Researchers: Tests show TSA 'naked' body scanners can be easily fooled
Weapons are easily smuggled through so-called naked body scanners, according to new research released Thursday. The devices are no longer used at airports in the United States but remain in other government facilities worldwide.
The Rapiscan Secure 1000 Single Post "backscatter" scanner - called the “naked scanner” by critics because of the images it produced of those inside - cannot detect a weapon hidden on the side of one’s body, according to the team of researchers from the University of California-San Diego, University of Michigan, and Johns Hopkins University.
“We performed several trials to test different placement and attachment strategies. In the end, we achieved excellent results with two approaches: carefully affixing the pistol to the outside of the leg just above the knee using tape, and sewing it inside the pant leg near the same location. … In each case, the pistol is invisible against the dark background, and the attachment method leaves no other indication of the weapon’s presence.”
In 2012 a Florida man, Jonathan Corbett, filmed himself successfully passing through the backscatters with metal at two different US airports using the same method. At the time, the TSA responded to Corbett’s efforts saying the “machines are safe.”
Corbett, who is now suing the TSA over the backscatters, has encouraged those who did not believe him to “try it.”
The researchers - who presented their findings on Thursday at Usenix Security Symposium in San Diego - took the challenge, buying a backscatter on eBay for $49,500.
"What does this say about how these scanners were tested and acquired in the first place?" asked one of the study's authors, J. Alex Halderman. "It says there’s something wrong with the government’s process.”
The report said the explosive C-4 and human flesh appear the same on a backscatter.
“These scans indicate that plastic explosives can be smuggled through a Secure 1000 screening, since thin pancakes of these materials do not contrast strongly with flesh.
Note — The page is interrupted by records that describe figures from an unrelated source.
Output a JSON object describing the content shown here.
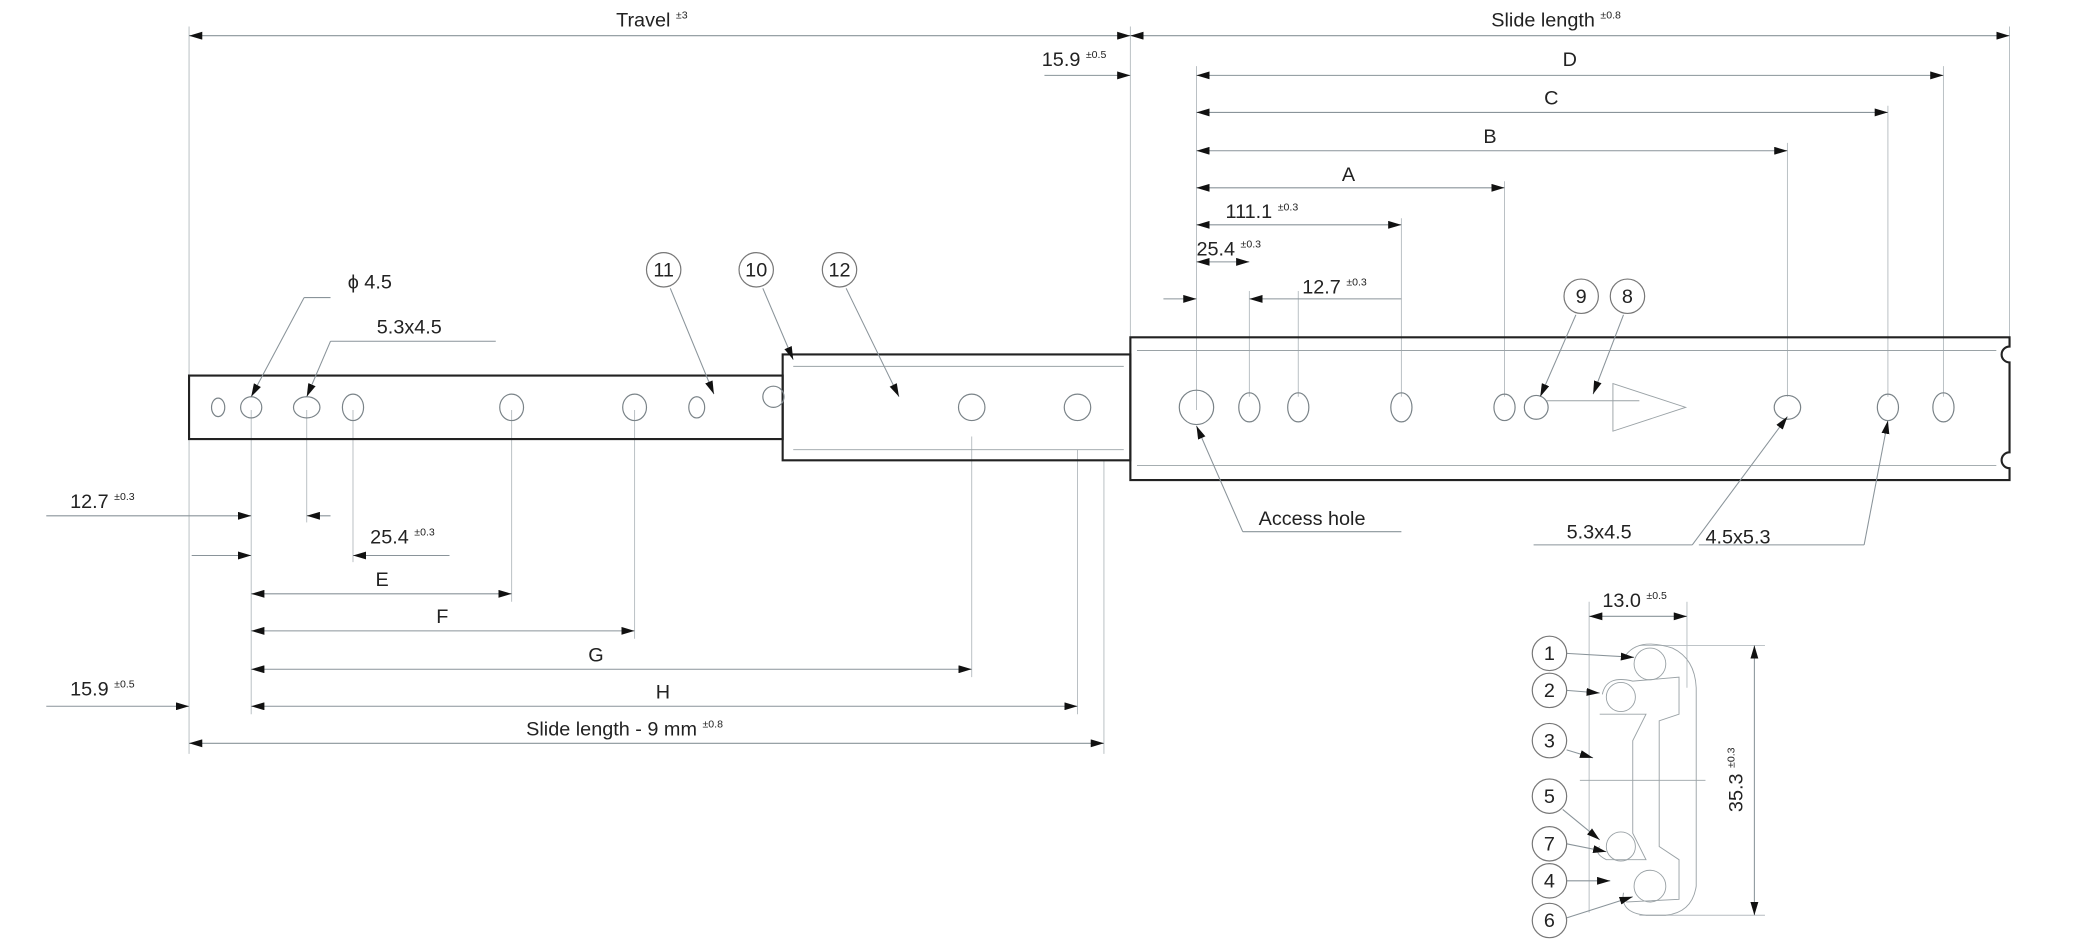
{
  "dimensions": {
    "travel": {
      "label": "Travel",
      "tol": "±3"
    },
    "slide_length": {
      "label": "Slide length",
      "tol": "±0.8"
    },
    "top_offset": {
      "label": "15.9",
      "tol": "±0.5"
    },
    "D": "D",
    "C": "C",
    "B": "B",
    "A": "A",
    "d111": {
      "label": "111.1",
      "tol": "±0.3"
    },
    "d25_top": {
      "label": "25.4",
      "tol": "±0.3"
    },
    "d12_top": {
      "label": "12.7",
      "tol": "±0.3"
    },
    "d12_bottom": {
      "label": "12.7",
      "tol": "±0.3"
    },
    "d25_bottom": {
      "label": "25.4",
      "tol": "±0.3"
    },
    "E": "E",
    "F": "F",
    "G": "G",
    "H": "H",
    "bottom_offset": {
      "label": "15.9",
      "tol": "±0.5"
    },
    "slide_length_minus": {
      "label": "Slide length - 9 mm",
      "tol": "±0.8"
    },
    "width": {
      "label": "13.0",
      "tol": "±0.5"
    },
    "height": {
      "label": "35.3",
      "tol": "±0.3"
    }
  },
  "annotations": {
    "phi": "ϕ 4.5",
    "slot_left": "5.3x4.5",
    "access_hole": "Access hole",
    "slot_right_a": "5.3x4.5",
    "slot_right_b": "4.5x5.3"
  },
  "callouts": {
    "c11": "11",
    "c10": "10",
    "c12": "12",
    "c9": "9",
    "c8": "8",
    "s1": "1",
    "s2": "2",
    "s3": "3",
    "s5": "5",
    "s7": "7",
    "s4": "4",
    "s6": "6"
  }
}
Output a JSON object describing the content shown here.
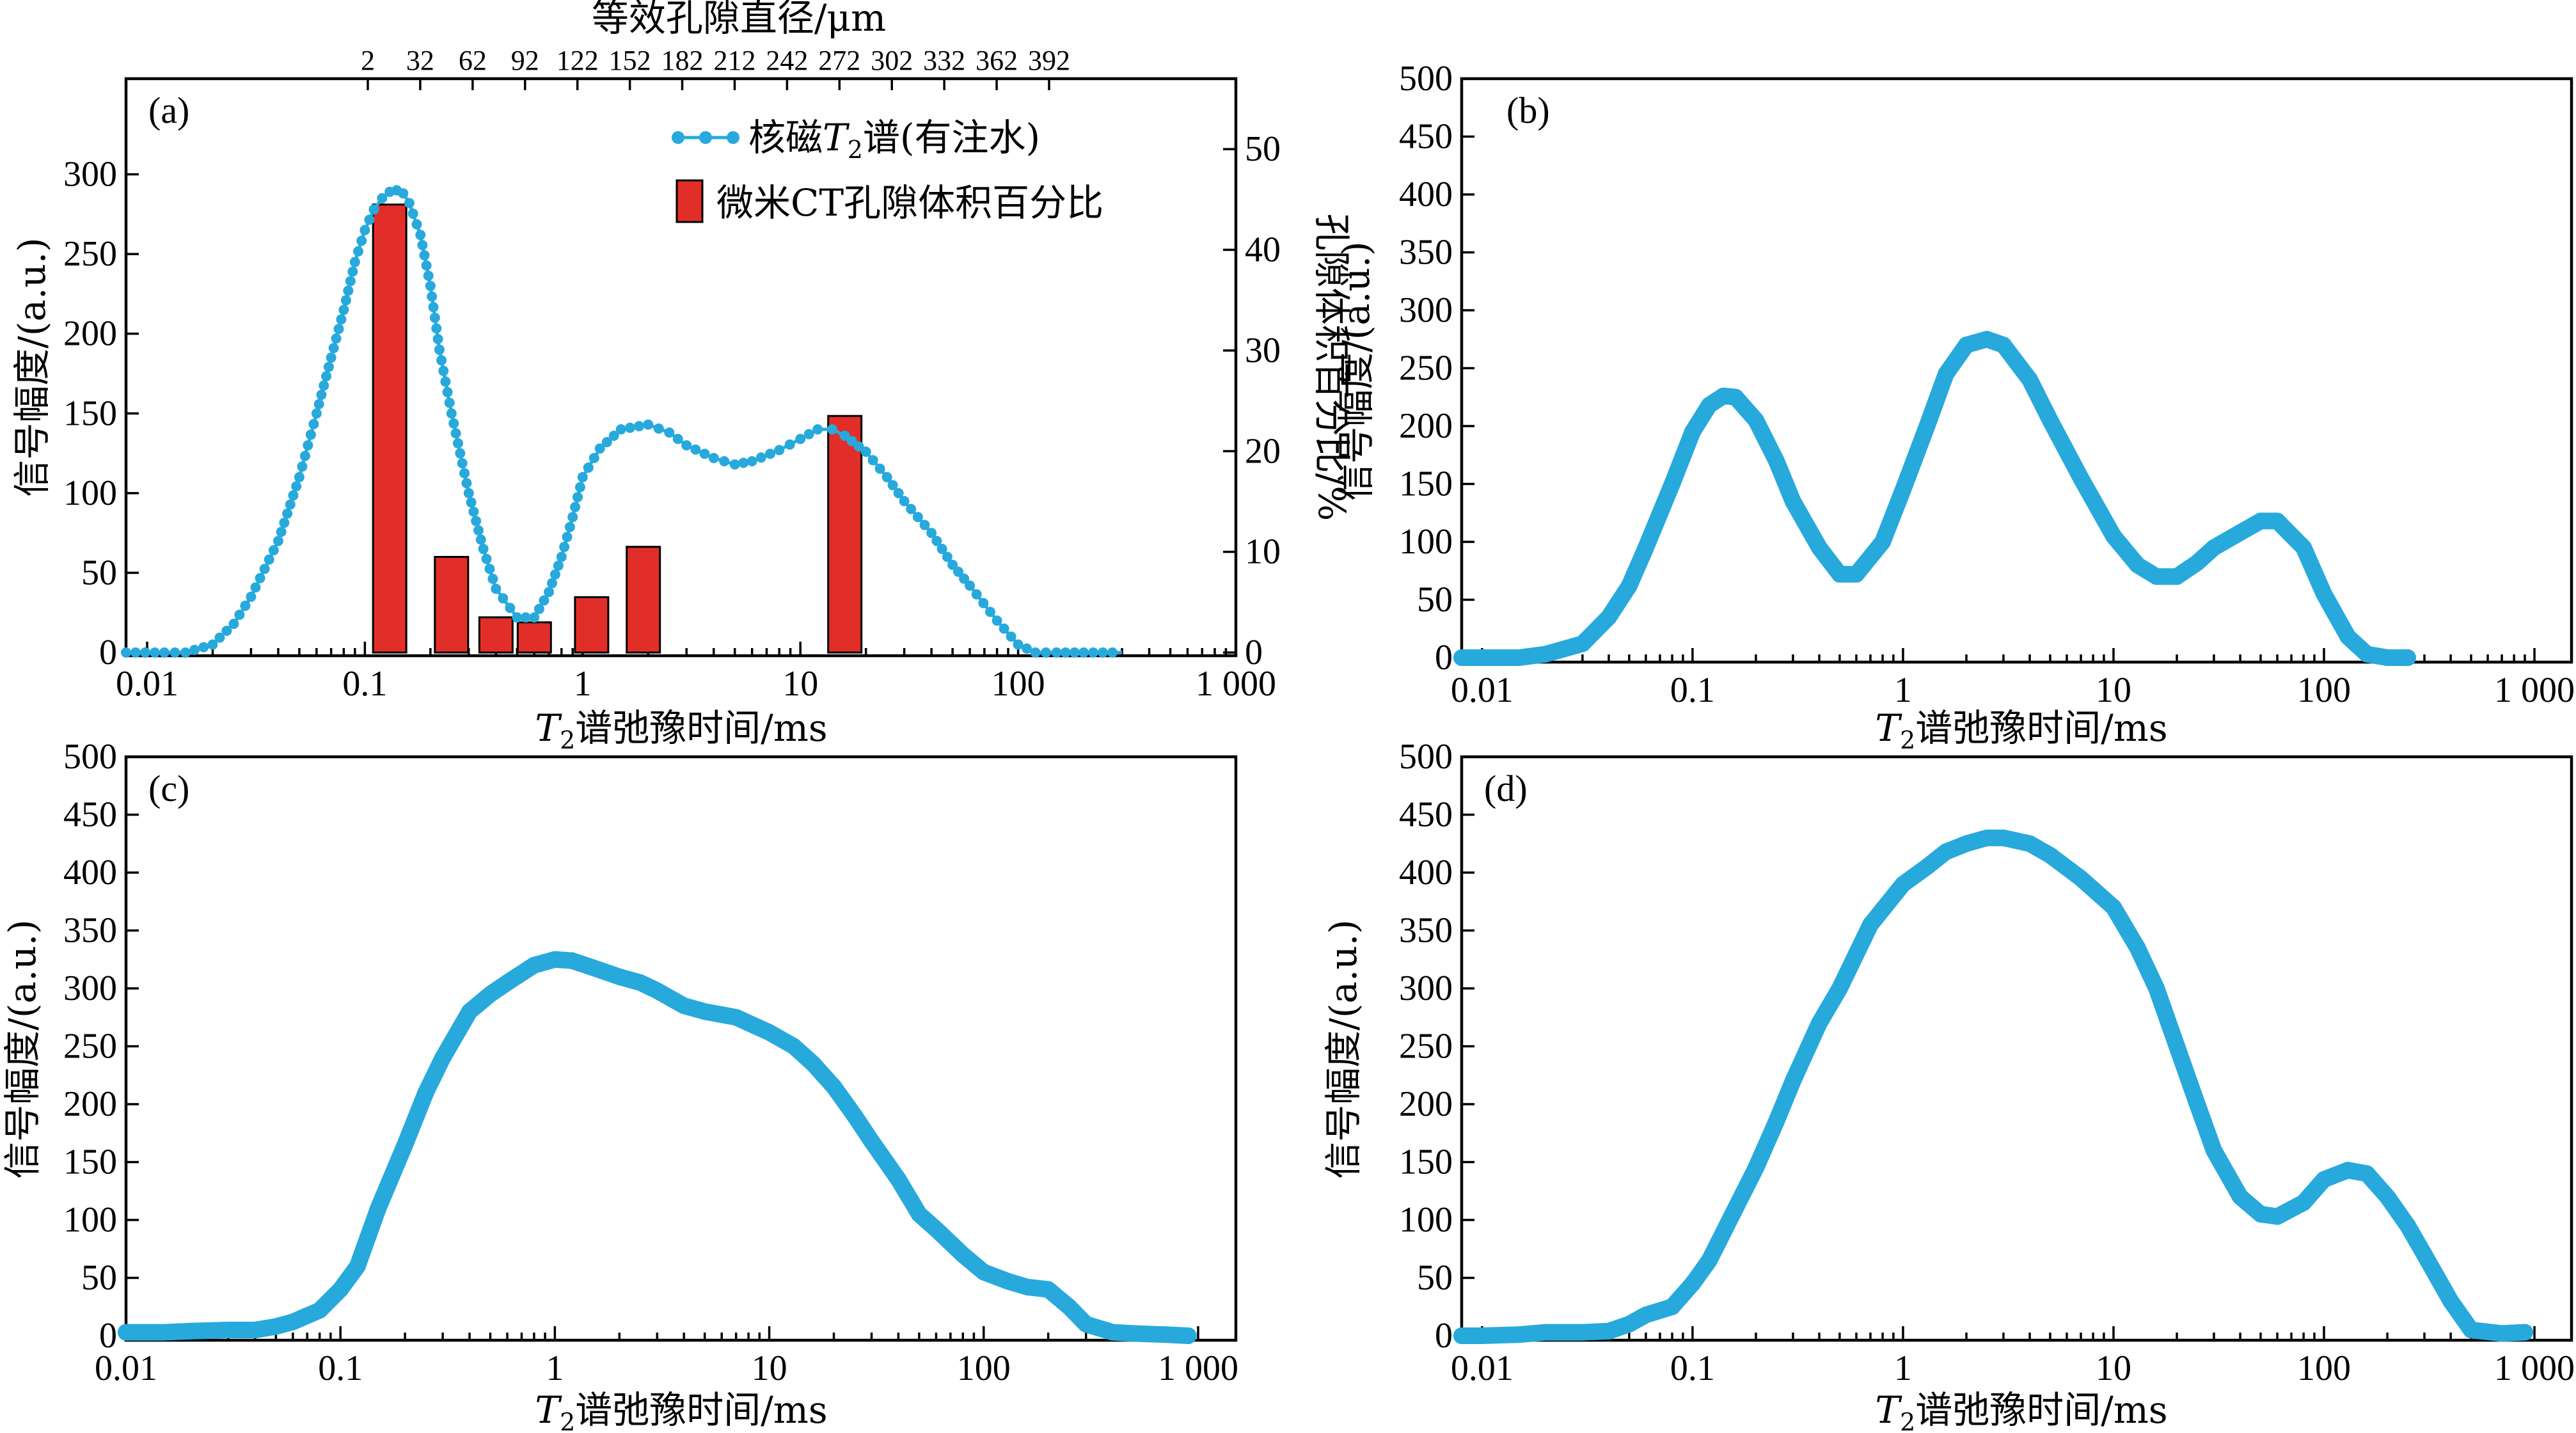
{
  "colors": {
    "nmr": "#27a9dc",
    "bar": "#e22e28",
    "axis": "#000000"
  },
  "chart_data": [
    {
      "panel": "(a)",
      "type": "line+bar",
      "xscale": "log",
      "xlabel": {
        "italic": "T",
        "sub": "2",
        "rest": "谱弛豫时间/ms"
      },
      "xlim": [
        0.008,
        1000
      ],
      "xticks": [
        {
          "v": 0.01,
          "t": "0.01"
        },
        {
          "v": 0.1,
          "t": "0.1"
        },
        {
          "v": 1,
          "t": "1"
        },
        {
          "v": 10,
          "t": "10"
        },
        {
          "v": 100,
          "t": "100"
        },
        {
          "v": 1000,
          "t": "1 000"
        }
      ],
      "ylabel": "信号幅度/(a.u.)",
      "ylim": [
        0,
        360
      ],
      "yticks": [
        0,
        50,
        100,
        150,
        200,
        250,
        300
      ],
      "y2label": "孔隙体积百分比/%",
      "y2lim": [
        0,
        57
      ],
      "y2ticks": [
        0,
        10,
        20,
        30,
        40,
        50
      ],
      "top_axis_label": "等效孔隙直径/μm",
      "top_ticks": [
        "2",
        "32",
        "62",
        "92",
        "122",
        "152",
        "182",
        "212",
        "242",
        "272",
        "302",
        "332",
        "362",
        "392"
      ],
      "legend": [
        {
          "italic": "T",
          "sub": "2",
          "prefix": "核磁",
          "rest": "谱(有注水)"
        },
        {
          "text": "微米CT孔隙体积百分比"
        }
      ],
      "series_line": {
        "x": [
          0.008,
          0.012,
          0.015,
          0.02,
          0.025,
          0.03,
          0.04,
          0.05,
          0.06,
          0.07,
          0.08,
          0.09,
          0.1,
          0.11,
          0.12,
          0.13,
          0.14,
          0.15,
          0.16,
          0.18,
          0.2,
          0.22,
          0.25,
          0.3,
          0.35,
          0.4,
          0.5,
          0.6,
          0.7,
          0.8,
          0.9,
          1,
          1.2,
          1.5,
          2,
          2.5,
          3,
          4,
          5,
          6,
          8,
          10,
          12,
          14,
          16,
          20,
          25,
          30,
          40,
          50,
          60,
          80,
          100,
          120,
          150,
          200,
          300
        ],
        "y": [
          0,
          0,
          0,
          5,
          18,
          35,
          70,
          110,
          150,
          185,
          215,
          245,
          265,
          278,
          285,
          289,
          290,
          288,
          282,
          262,
          230,
          190,
          150,
          100,
          65,
          40,
          22,
          22,
          38,
          60,
          85,
          110,
          128,
          140,
          143,
          138,
          130,
          122,
          118,
          120,
          127,
          134,
          140,
          140,
          136,
          126,
          110,
          95,
          75,
          55,
          42,
          20,
          5,
          0,
          0,
          0,
          0
        ]
      },
      "series_bar": {
        "x": [
          0.13,
          0.25,
          0.4,
          0.6,
          1.1,
          1.9,
          16
        ],
        "y": [
          44.5,
          9.5,
          3.5,
          3,
          5.5,
          10.5,
          23.5
        ]
      }
    },
    {
      "panel": "(b)",
      "type": "line",
      "xscale": "log",
      "xlabel": {
        "italic": "T",
        "sub": "2",
        "rest": "谱弛豫时间/ms"
      },
      "xlim": [
        0.008,
        1500
      ],
      "xticks": [
        {
          "v": 0.01,
          "t": "0.01"
        },
        {
          "v": 0.1,
          "t": "0.1"
        },
        {
          "v": 1,
          "t": "1"
        },
        {
          "v": 10,
          "t": "10"
        },
        {
          "v": 100,
          "t": "100"
        },
        {
          "v": 1000,
          "t": "1 000"
        }
      ],
      "ylabel": "信号幅度/(a.u.)",
      "ylim": [
        0,
        500
      ],
      "yticks": [
        0,
        50,
        100,
        150,
        200,
        250,
        300,
        350,
        400,
        450,
        500
      ],
      "x": [
        0.008,
        0.01,
        0.015,
        0.02,
        0.03,
        0.04,
        0.05,
        0.06,
        0.08,
        0.1,
        0.12,
        0.14,
        0.16,
        0.2,
        0.25,
        0.3,
        0.4,
        0.5,
        0.6,
        0.8,
        1,
        1.3,
        1.6,
        2,
        2.5,
        3,
        4,
        5,
        7,
        10,
        13,
        16,
        20,
        25,
        30,
        40,
        50,
        60,
        80,
        100,
        130,
        160,
        200,
        250
      ],
      "y": [
        0,
        0,
        0,
        3,
        12,
        35,
        62,
        95,
        150,
        195,
        218,
        226,
        225,
        205,
        170,
        135,
        95,
        72,
        72,
        100,
        145,
        200,
        245,
        270,
        275,
        270,
        240,
        205,
        155,
        105,
        80,
        70,
        70,
        82,
        95,
        108,
        118,
        118,
        95,
        55,
        18,
        3,
        0,
        0
      ]
    },
    {
      "panel": "(c)",
      "type": "line",
      "xscale": "log",
      "xlabel": {
        "italic": "T",
        "sub": "2",
        "rest": "谱弛豫时间/ms"
      },
      "xlim": [
        0.01,
        1500
      ],
      "xticks": [
        {
          "v": 0.01,
          "t": "0.01"
        },
        {
          "v": 0.1,
          "t": "0.1"
        },
        {
          "v": 1,
          "t": "1"
        },
        {
          "v": 10,
          "t": "10"
        },
        {
          "v": 100,
          "t": "100"
        },
        {
          "v": 1000,
          "t": "1 000"
        }
      ],
      "ylabel": "信号幅度/(a.u.)",
      "ylim": [
        0,
        500
      ],
      "yticks": [
        0,
        50,
        100,
        150,
        200,
        250,
        300,
        350,
        400,
        450,
        500
      ],
      "x": [
        0.01,
        0.015,
        0.02,
        0.03,
        0.04,
        0.05,
        0.06,
        0.08,
        0.1,
        0.12,
        0.15,
        0.2,
        0.25,
        0.3,
        0.4,
        0.5,
        0.6,
        0.8,
        1,
        1.2,
        1.5,
        2,
        2.5,
        3,
        4,
        5,
        7,
        10,
        13,
        16,
        20,
        25,
        30,
        40,
        50,
        60,
        80,
        100,
        130,
        160,
        200,
        250,
        300,
        400,
        500,
        700,
        900
      ],
      "y": [
        3,
        3,
        4,
        5,
        5,
        8,
        12,
        22,
        40,
        60,
        110,
        165,
        210,
        240,
        280,
        295,
        305,
        320,
        325,
        324,
        318,
        310,
        305,
        298,
        285,
        280,
        275,
        262,
        250,
        235,
        215,
        190,
        168,
        135,
        105,
        92,
        70,
        55,
        47,
        42,
        40,
        25,
        10,
        3,
        2,
        1,
        0
      ]
    },
    {
      "panel": "(d)",
      "type": "line",
      "xscale": "log",
      "xlabel": {
        "italic": "T",
        "sub": "2",
        "rest": "谱弛豫时间/ms"
      },
      "xlim": [
        0.008,
        1500
      ],
      "xticks": [
        {
          "v": 0.01,
          "t": "0.01"
        },
        {
          "v": 0.1,
          "t": "0.1"
        },
        {
          "v": 1,
          "t": "1"
        },
        {
          "v": 10,
          "t": "10"
        },
        {
          "v": 100,
          "t": "100"
        },
        {
          "v": 1000,
          "t": "1 000"
        }
      ],
      "ylabel": "信号幅度/(a.u.)",
      "ylim": [
        0,
        500
      ],
      "yticks": [
        0,
        50,
        100,
        150,
        200,
        250,
        300,
        350,
        400,
        450,
        500
      ],
      "x": [
        0.008,
        0.01,
        0.015,
        0.02,
        0.03,
        0.04,
        0.05,
        0.06,
        0.08,
        0.1,
        0.12,
        0.15,
        0.2,
        0.25,
        0.3,
        0.4,
        0.5,
        0.7,
        1,
        1.3,
        1.6,
        2,
        2.5,
        3,
        4,
        5,
        7,
        10,
        13,
        16,
        20,
        25,
        30,
        40,
        50,
        60,
        80,
        100,
        130,
        160,
        200,
        250,
        300,
        400,
        500,
        700,
        900
      ],
      "y": [
        0,
        0,
        1,
        3,
        3,
        4,
        10,
        18,
        25,
        45,
        65,
        100,
        145,
        185,
        220,
        270,
        300,
        355,
        390,
        405,
        418,
        425,
        430,
        430,
        425,
        415,
        395,
        370,
        335,
        300,
        250,
        200,
        160,
        120,
        105,
        103,
        115,
        135,
        143,
        140,
        120,
        95,
        70,
        30,
        5,
        2,
        3
      ]
    }
  ]
}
While a metal detector would have been sufficient to detect the detonator we used, not all detonators have significant metal components.”
The backscatters were removed from US airports by June 1, 2013, according to the Transportation Security Administration, and replaced with less invasive body scanners.
Yet backscatters are still used at US prisons and courthouses, as well as airports in Africa.
New scanners used by the TSA in US airports deploy radio waves to search for objects and then display the results in a generic human outline rather than a nude image.
One former TSA employee said earlier this year the federal agency was aware, even before they were introduced, that the backscatter scanners were flawed.
“Officers discovered that the machines were good at detecting just about everything besides cleverly hidden explosives and guns," said Jason Edward Harrington. "The only thing more absurd how how poorly the full-body scanners performed was the incredible amount of time the machines wasted for everyone.”
The TSA and manufacturer Rapiscan were given advance copies of the university report. L-3 Communications was the company that assumed the scanner contract, as it was able to meet the TSA’s software requirements that called for imaging that did not show a nude image of travelers passing through security.